La prospérité de notre pays dépend principalement de la recherche et de l'innovation. Et il en ira de même dans l'avenir. Interpharma se prononce en faveur de conditions-cadres claires et nettes en matière de recherche. Les moratoires et les interdictions constituent en revanche une méthode inadaptée et contreviennent au principe largement accepté jusqu'ici dans le domaine de la politique suisse de recherche, à savoir : contrôler au lieu d'interdire.
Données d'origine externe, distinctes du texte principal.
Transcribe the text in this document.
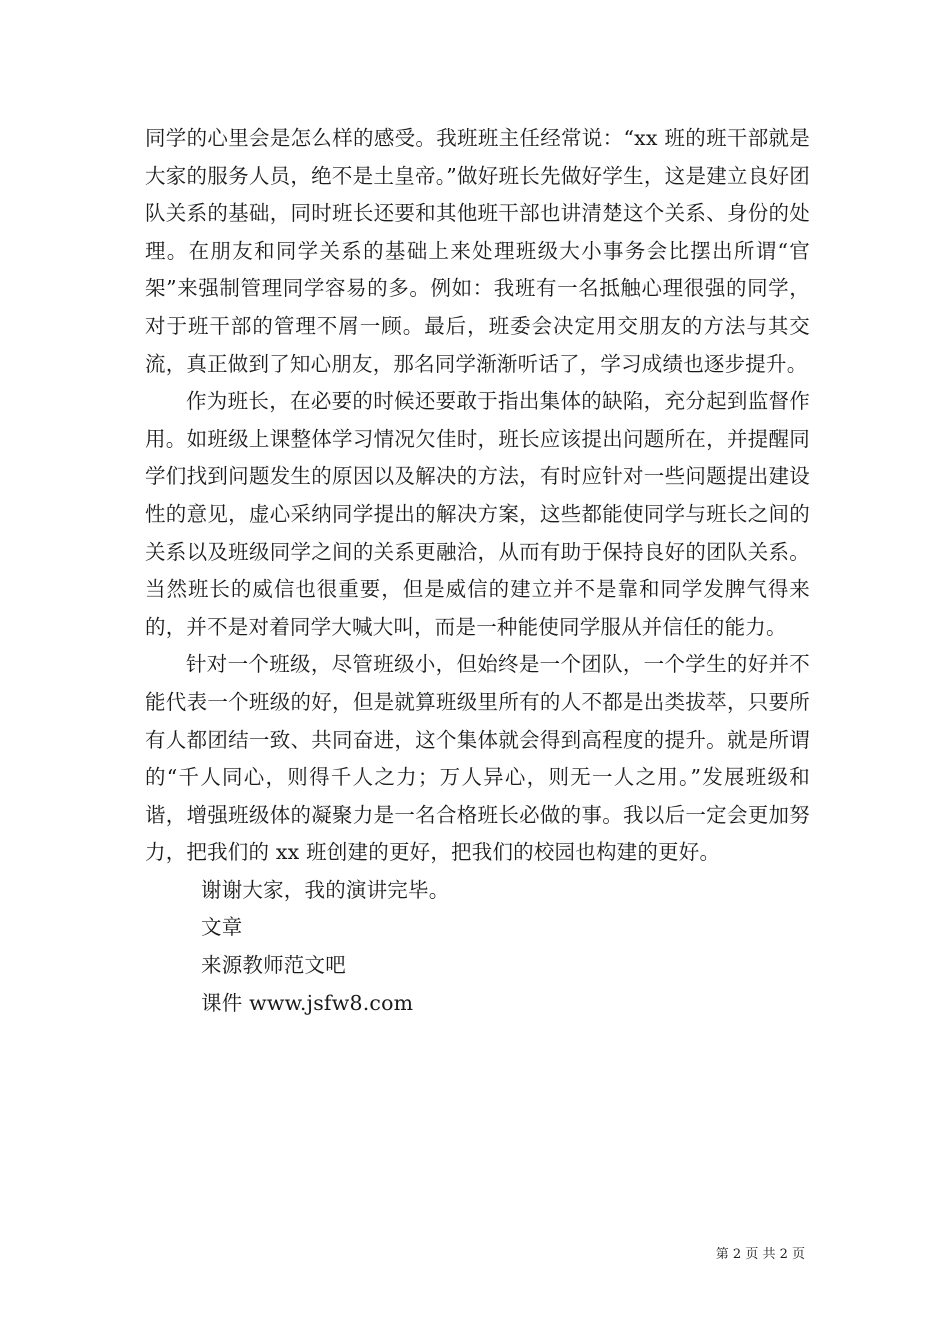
同学的心里会是怎么样的感受。我班班主任经常说：“xx 班的班干部就是大家的服务人员，绝不是土皇帝。”做好班长先做好学生，这是建立良好团队关系的基础，同时班长还要和其他班干部也讲清楚这个关系、身份的处理。在朋友和同学关系的基础上来处理班级大小事务会比摆出所谓“官架”来强制管理同学容易的多。例如：我班有一名抵触心理很强的同学，对于班干部的管理不屑一顾。最后，班委会决定用交朋友的方法与其交流，真正做到了知心朋友，那名同学渐渐听话了，学习成绩也逐步提升。

作为班长，在必要的时候还要敢于指出集体的缺陷，充分起到监督作用。如班级上课整体学习情况欠佳时，班长应该提出问题所在，并提醒同学们找到问题发生的原因以及解决的方法，有时应针对一些问题提出建设性的意见，虚心采纳同学提出的解决方案，这些都能使同学与班长之间的关系以及班级同学之间的关系更融洽，从而有助于保持良好的团队关系。当然班长的威信也很重要，但是威信的建立并不是靠和同学发脾气得来的，并不是对着同学大喊大叫，而是一种能使同学服从并信任的能力。

针对一个班级，尽管班级小，但始终是一个团队，一个学生的好并不能代表一个班级的好，但是就算班级里所有的人不都是出类拔萃，只要所有人都团结一致、共同奋进，这个集体就会得到高程度的提升。就是所谓的“千人同心，则得千人之力；万人异心，则无一人之用。”发展班级和谐，增强班级体的凝聚力是一名合格班长必做的事。我以后一定会更加努力，把我们的 xx 班创建的更好，把我们的校园也构建的更好。

谢谢大家，我的演讲完毕。

文章

来源教师范文吧

课件 www.jsfw8.com

第 2 页 共 2 页
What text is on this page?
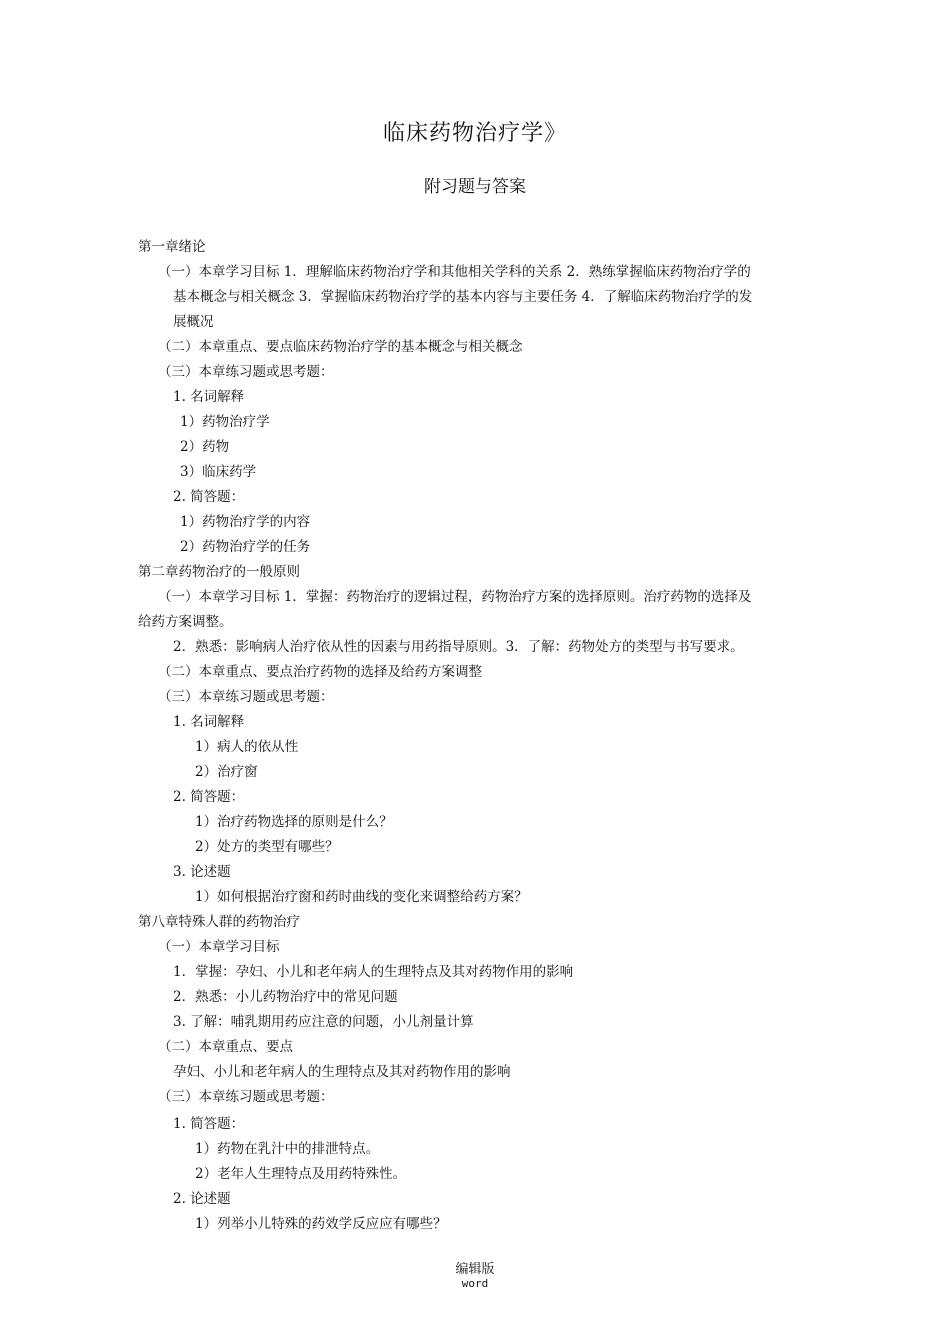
临床药物治疗学》
附习题与答案
第一章绪论
（一）本章学习目标 1．理解临床药物治疗学和其他相关学科的关系 2．熟练掌握临床药物治疗学的
基本概念与相关概念 3．掌握临床药物治疗学的基本内容与主要任务 4．了解临床药物治疗学的发
展概况
（二）本章重点、要点临床药物治疗学的基本概念与相关概念
（三）本章练习题或思考题：
1. 名词解释
1）药物治疗学
2）药物
3）临床药学
2. 简答题：
1）药物治疗学的内容
2）药物治疗学的任务
第二章药物治疗的一般原则
（一）本章学习目标 1．掌握：药物治疗的逻辑过程，药物治疗方案的选择原则。治疗药物的选择及
给药方案调整。
2．熟悉：影响病人治疗依从性的因素与用药指导原则。3．了解：药物处方的类型与书写要求。
（二）本章重点、要点治疗药物的选择及给药方案调整
（三）本章练习题或思考题：
1. 名词解释
1）病人的依从性
2）治疗窗
2. 简答题：
1）治疗药物选择的原则是什么？
2）处方的类型有哪些？
3. 论述题
1）如何根据治疗窗和药时曲线的变化来调整给药方案？
第八章特殊人群的药物治疗
（一）本章学习目标
1．掌握：孕妇、小儿和老年病人的生理特点及其对药物作用的影响
2．熟悉：小儿药物治疗中的常见问题
3. 了解：哺乳期用药应注意的问题，小儿剂量计算
（二）本章重点、要点
孕妇、小儿和老年病人的生理特点及其对药物作用的影响
（三）本章练习题或思考题：
1. 简答题：
1）药物在乳汁中的排泄特点。
2）老年人生理特点及用药特殊性。
2. 论述题
1）列举小儿特殊的药效学反应应有哪些？
编辑版
word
Avec la loi sur le génie génétique, la Suisse dispose d'une des lois sur le génie génétique les plus sévères au monde.
L'Association des entreprises pharmaceutiques de Suisse pratiquant la recherche regrette l'adoption de l'initiative stop OGM du 27 novembre 2005, car elle est inutile et laisse entrevoir des perspectives radicalement hostiles à la recherche.